A miniature NASA satellite called ASTERIA has set a new record of being the smallest satellite ever to detect an exoplanet.
ASTERIA spotted the exoplanet 55 Cancri e, roughly twice the size of Earth and orbiting close enough to its star to be exceedingly hot on its surface. Scientists already knew there was a planet in this location, so they searched for it using ASTERIA as a way to test the small satellite’s capabilities, not expecting that it would be possible to actually detect the planet.
But to their surprise and delight, ASTERIA was able to perform a marginal detection. “We went after a hard target with a small telescope that was not even optimized to make science detections — and we got it, even if just barely,” Mary Knapp, the ASTERIA project scientist at MIT’s Haystack Observatory and lead author of the study, said in a statement. “I think this paper validates the concept that motivated the ASTERIA mission: That small spacecraft can contribute something to astrophysics and astronomy.”
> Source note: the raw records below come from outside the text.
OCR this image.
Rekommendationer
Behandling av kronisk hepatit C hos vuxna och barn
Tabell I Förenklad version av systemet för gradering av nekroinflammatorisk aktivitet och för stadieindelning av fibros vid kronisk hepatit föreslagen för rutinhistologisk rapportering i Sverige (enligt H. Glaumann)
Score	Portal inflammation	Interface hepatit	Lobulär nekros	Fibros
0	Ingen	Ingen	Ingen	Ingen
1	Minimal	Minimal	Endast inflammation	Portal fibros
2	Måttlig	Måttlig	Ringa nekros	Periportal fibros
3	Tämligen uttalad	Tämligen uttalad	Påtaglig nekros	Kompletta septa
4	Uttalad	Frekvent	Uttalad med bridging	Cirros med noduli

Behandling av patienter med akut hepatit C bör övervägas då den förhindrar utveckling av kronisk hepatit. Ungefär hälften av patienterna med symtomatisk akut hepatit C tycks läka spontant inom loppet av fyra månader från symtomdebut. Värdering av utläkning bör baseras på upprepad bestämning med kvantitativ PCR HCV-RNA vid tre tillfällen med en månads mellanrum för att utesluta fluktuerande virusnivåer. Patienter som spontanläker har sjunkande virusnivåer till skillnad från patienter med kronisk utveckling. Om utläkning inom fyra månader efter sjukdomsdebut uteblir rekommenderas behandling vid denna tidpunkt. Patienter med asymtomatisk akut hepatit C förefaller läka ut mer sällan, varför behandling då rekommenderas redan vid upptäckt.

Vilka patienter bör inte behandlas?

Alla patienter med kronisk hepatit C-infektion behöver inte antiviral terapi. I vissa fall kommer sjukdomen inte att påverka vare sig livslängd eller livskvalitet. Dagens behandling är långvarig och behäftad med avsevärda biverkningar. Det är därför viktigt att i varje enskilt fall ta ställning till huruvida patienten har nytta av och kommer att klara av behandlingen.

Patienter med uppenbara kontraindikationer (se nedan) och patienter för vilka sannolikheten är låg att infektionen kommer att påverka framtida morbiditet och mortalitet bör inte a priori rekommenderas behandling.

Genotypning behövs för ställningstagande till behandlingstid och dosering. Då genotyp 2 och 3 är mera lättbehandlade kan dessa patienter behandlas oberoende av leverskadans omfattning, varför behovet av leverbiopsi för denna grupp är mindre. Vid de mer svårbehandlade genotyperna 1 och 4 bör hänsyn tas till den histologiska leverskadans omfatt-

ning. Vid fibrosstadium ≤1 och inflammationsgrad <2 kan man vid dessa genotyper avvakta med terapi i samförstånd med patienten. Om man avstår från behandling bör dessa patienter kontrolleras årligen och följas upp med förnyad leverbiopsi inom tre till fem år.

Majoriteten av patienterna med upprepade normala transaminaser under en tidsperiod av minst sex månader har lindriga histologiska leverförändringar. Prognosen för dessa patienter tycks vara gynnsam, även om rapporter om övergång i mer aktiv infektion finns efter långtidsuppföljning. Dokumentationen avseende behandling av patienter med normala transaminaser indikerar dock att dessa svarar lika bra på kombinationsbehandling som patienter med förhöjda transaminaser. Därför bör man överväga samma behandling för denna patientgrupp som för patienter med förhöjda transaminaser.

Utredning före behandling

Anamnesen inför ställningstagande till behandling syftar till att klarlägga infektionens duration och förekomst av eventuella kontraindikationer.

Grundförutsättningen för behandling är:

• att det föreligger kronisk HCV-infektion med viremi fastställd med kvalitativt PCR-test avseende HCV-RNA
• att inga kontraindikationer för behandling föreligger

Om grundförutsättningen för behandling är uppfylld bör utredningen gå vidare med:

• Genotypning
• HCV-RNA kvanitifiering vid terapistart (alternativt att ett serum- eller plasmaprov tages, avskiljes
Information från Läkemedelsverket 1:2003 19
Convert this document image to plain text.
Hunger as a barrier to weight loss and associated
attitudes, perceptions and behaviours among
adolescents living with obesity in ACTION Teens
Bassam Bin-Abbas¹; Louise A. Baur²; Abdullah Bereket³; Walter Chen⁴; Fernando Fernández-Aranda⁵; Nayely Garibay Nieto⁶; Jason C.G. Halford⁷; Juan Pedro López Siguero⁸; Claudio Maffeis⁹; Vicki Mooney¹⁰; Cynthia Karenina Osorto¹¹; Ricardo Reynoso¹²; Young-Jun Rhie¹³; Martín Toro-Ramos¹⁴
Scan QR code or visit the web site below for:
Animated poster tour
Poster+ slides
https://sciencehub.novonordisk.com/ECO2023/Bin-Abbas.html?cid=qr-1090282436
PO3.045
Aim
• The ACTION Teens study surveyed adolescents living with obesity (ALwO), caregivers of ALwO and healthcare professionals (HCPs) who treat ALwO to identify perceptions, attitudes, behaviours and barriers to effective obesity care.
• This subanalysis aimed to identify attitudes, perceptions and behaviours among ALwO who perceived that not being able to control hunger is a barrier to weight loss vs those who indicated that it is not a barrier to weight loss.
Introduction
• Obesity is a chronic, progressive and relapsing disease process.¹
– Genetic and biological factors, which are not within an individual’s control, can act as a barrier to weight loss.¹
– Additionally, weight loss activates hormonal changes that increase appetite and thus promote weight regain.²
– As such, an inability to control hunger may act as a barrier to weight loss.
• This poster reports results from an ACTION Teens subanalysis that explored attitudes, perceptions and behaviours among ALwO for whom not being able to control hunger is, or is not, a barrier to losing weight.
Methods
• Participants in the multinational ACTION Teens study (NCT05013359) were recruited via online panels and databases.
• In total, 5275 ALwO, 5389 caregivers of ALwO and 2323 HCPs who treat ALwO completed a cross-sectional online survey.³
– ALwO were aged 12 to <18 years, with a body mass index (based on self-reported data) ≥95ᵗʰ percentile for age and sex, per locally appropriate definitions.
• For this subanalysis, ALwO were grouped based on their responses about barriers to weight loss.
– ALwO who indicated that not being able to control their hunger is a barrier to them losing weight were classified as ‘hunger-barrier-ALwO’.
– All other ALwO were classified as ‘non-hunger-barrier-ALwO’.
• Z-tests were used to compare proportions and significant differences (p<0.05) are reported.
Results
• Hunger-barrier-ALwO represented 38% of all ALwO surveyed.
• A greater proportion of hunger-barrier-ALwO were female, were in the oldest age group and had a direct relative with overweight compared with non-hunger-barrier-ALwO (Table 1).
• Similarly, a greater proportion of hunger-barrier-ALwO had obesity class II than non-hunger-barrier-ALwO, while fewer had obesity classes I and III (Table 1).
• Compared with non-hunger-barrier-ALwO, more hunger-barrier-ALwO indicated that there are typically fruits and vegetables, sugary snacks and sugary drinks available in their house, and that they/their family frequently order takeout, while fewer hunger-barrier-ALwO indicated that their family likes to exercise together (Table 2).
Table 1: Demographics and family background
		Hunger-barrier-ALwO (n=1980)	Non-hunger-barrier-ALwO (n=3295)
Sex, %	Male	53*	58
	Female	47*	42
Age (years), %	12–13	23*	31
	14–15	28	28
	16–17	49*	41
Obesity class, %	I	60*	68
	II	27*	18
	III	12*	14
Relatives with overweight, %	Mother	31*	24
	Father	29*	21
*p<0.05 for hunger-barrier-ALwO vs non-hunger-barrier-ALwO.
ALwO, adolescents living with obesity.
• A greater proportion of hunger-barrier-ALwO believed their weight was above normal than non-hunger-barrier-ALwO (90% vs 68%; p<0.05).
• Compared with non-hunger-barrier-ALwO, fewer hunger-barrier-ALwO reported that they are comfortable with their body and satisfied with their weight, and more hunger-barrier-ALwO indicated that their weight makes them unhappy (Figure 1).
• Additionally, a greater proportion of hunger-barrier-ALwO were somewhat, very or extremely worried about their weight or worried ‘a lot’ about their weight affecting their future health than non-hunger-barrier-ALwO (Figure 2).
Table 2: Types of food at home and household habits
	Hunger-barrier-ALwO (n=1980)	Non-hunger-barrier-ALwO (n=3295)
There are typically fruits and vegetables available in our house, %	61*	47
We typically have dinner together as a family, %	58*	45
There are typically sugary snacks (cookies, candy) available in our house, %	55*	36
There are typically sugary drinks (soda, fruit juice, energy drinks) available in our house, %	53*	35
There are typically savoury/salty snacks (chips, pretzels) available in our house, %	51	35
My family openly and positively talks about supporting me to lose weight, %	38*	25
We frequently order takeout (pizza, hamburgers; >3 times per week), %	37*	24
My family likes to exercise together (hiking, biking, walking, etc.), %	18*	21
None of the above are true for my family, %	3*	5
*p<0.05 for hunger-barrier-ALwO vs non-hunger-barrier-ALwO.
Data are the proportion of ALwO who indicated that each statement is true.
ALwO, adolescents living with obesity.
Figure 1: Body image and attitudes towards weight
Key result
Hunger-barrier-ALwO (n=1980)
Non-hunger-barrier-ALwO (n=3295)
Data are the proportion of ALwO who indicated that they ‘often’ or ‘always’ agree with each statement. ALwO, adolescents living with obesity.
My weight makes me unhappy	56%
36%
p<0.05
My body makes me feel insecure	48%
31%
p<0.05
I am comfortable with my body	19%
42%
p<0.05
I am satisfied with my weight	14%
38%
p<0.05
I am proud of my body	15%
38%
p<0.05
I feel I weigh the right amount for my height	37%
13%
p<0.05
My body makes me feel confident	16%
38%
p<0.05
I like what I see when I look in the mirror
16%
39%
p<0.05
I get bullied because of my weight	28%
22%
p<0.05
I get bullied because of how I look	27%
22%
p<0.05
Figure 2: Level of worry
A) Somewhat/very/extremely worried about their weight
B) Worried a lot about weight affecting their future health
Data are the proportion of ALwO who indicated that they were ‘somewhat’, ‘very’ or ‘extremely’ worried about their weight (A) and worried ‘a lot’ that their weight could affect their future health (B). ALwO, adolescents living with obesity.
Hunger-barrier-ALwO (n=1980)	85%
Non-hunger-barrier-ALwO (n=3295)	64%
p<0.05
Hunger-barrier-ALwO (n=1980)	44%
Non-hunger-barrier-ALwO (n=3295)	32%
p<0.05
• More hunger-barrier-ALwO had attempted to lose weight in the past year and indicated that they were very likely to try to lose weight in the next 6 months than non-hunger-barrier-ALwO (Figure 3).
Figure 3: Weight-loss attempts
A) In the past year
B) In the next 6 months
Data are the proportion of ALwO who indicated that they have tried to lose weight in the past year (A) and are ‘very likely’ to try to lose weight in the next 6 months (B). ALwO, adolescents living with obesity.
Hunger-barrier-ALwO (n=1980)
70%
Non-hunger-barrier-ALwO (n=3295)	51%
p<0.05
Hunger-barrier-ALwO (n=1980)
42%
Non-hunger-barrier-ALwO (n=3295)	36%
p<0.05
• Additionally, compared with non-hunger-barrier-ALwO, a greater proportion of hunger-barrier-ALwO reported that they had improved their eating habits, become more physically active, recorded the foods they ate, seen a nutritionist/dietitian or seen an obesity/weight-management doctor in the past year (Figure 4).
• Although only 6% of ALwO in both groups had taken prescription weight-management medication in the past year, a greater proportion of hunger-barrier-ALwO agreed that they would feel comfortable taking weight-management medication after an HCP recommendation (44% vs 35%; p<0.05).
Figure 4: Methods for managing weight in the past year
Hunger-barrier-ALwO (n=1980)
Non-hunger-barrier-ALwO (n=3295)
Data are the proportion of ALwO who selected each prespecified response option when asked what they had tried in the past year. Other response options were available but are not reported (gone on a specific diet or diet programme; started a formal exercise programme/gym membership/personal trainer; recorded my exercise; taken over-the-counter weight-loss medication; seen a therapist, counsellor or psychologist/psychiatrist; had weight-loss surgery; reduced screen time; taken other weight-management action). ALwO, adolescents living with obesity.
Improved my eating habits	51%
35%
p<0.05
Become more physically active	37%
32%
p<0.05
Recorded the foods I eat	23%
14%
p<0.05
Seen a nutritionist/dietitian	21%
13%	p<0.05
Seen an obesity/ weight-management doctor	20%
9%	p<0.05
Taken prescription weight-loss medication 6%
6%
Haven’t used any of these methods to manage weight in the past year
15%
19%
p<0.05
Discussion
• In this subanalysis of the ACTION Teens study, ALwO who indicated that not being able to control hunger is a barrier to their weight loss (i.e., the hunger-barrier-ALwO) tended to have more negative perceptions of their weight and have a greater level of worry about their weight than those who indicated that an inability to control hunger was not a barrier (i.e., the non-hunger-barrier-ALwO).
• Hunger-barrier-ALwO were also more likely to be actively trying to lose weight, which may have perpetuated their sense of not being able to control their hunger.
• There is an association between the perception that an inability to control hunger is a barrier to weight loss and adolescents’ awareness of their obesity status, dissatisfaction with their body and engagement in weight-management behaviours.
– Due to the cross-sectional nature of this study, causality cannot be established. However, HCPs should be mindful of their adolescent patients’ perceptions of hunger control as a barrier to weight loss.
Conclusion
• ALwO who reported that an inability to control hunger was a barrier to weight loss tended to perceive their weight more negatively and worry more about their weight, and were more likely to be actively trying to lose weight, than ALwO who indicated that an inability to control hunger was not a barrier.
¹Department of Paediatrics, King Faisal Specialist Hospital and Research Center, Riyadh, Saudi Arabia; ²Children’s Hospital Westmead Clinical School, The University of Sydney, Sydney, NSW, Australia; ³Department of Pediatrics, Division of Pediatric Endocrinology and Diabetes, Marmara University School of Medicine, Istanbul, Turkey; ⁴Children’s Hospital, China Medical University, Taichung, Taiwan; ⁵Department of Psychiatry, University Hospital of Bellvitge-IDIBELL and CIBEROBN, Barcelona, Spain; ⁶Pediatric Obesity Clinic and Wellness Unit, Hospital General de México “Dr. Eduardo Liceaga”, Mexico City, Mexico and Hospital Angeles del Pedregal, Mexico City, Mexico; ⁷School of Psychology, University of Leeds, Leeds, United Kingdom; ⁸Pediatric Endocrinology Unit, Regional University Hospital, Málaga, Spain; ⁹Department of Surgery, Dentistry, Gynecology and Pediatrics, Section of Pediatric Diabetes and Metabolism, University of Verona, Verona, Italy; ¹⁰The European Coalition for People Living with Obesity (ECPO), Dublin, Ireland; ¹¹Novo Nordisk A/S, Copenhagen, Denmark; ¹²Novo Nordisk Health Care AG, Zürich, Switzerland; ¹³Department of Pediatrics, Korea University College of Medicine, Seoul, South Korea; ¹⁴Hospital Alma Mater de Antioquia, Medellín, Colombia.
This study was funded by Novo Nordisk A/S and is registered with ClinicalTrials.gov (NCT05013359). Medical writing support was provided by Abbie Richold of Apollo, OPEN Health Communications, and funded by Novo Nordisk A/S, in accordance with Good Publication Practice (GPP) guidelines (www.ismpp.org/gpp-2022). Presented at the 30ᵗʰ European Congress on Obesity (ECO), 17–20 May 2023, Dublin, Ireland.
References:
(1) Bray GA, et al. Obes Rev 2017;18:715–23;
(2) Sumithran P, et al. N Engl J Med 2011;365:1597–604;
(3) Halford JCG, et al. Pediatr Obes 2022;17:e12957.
ASTERIA was not even originally intended to be a scientific instrument. It was built as a technological demonstration of how a small satellite could remain focused on a distant point for a long period of time, as was only intended to run for 90 days at first. But its mission was extended, and the tiny satellite was able to detect the exoplanet using the transit method, in which the brightness of a distant star is observed. If that brightness dips at regular intervals, scientists can infer there must be a planet passing between the star and us.
“Detecting this exoplanet is exciting because it shows how these new technologies come together in a real application,” said Vanessa Bailey, the principal investigator for ASTERIA’s exoplanet science team at NASA’s Jet Propulsion Laboratory. “The fact that ASTERIA lasted more than 20 months beyond its prime mission, giving us valuable extra time to do science, highlights the great engineering that was done at JPL and MIT.”
Although CubeSats like ASTERIA will never replace dedicated planet-hunting missions like TESS, the research does show the enormous potential of these tiny satellites.
“This mission has mostly been about learning,” said Akshata Krishnamurthy, co-investigator and science data analysis co-lead for ASTERIA at JPL. “We’ve discovered so many things that future small satellites will be able to do better because we demonstrated the technology and capabilities first. I think we’ve opened doors.”
The findings will soon be published in the Astronomical Journal.